Misstrauensvotum am Montag erwartet
Am Montag erwartet nun die Regierung ein Misstrauensvotum. Zwei Misstrauensanträge wurden bis Freitag in der vorgeschriebenen Frist gestellt. Dass damit die Regierung von Premierministerin Élisabeth Borne gestürzt wird, gilt aber als wenig wahrscheinlich.
Ein fraktionsübergreifender Misstrauensantrag wurde von der kleinen Zentrums-Mitte-Partei Liot gestellt. Dieser könnte vom Linksbündnis unterstützt werden, hieß es am Freitag aus den Parteien. Das rechtsnationale Rassemblement National brachte einen eigenen Antrag ein, der von keiner der übrigen Oppositionsparteien unterstützt werden dürfte. Die Frage ist, ob einige Abgeordnete der konservativen Républicains, die die Reform grundsätzlich unterstützt hatten, für den fraktionsübergreifenden Antrag stimmen und unter Umständen auch rechtsnationale Abgeordnete.
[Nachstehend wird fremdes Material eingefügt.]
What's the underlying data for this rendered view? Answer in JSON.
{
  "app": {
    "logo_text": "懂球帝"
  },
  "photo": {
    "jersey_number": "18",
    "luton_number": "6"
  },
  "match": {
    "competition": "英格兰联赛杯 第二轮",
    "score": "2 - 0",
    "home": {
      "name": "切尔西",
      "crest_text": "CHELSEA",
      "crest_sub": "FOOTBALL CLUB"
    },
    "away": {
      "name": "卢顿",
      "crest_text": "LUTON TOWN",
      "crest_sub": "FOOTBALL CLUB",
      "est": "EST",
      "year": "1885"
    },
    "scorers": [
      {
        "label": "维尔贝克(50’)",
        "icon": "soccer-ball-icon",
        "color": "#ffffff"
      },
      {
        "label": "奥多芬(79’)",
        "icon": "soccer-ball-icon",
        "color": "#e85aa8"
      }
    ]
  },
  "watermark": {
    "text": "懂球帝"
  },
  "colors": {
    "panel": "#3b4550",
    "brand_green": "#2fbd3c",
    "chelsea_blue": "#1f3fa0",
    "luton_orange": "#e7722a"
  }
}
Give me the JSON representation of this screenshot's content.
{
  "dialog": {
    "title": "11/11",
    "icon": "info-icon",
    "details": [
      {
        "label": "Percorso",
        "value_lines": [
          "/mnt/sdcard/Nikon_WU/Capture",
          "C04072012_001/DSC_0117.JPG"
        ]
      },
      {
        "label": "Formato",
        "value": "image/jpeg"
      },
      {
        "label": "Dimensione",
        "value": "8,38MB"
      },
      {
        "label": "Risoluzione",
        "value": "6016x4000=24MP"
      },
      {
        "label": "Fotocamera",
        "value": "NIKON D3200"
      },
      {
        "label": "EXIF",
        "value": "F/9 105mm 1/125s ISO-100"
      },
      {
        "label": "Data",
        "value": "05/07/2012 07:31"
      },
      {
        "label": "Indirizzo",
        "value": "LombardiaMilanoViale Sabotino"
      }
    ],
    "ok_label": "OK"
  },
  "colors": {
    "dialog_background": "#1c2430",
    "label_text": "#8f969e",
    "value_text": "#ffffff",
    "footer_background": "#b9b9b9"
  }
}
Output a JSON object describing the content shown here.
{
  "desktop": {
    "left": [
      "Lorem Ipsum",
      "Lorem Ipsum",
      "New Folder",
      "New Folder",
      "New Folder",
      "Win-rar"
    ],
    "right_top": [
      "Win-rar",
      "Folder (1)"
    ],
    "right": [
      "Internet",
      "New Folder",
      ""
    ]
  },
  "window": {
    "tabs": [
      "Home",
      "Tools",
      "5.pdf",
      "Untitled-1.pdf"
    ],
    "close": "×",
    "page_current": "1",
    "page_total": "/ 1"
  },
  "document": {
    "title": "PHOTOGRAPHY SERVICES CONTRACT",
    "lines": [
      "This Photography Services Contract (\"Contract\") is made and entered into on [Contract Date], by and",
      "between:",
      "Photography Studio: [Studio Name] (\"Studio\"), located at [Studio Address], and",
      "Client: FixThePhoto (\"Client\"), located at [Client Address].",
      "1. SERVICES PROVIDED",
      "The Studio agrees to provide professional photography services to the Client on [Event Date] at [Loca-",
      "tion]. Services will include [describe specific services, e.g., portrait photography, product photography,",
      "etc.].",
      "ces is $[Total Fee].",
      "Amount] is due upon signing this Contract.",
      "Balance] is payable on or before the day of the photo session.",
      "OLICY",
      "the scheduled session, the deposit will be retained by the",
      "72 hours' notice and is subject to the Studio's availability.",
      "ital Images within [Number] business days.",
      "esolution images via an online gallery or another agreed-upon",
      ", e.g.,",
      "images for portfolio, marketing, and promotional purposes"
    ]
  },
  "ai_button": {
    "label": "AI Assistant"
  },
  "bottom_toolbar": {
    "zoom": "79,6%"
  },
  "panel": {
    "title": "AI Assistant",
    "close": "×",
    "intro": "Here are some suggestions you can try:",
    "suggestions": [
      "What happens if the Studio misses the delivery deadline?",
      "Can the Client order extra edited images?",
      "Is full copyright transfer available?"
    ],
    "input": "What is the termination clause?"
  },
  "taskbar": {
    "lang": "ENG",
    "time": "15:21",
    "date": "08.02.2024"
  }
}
Damit ein Misstrauensantrag angenommen wird, müsste mindestens die Hälfte der Abgeordneten der Nationalversammlung dafür stimmen. Aktuell wären das 287. Seit 1962 ist aber keine Regierung in Frankreich mehr auf diesem Weg zu Fall gebracht worden. Sollte der Misstrauensantrag Erfolg haben, könnte Macron Borne theoretisch wieder mit der Bildung einer neuen Regierung beauftragen.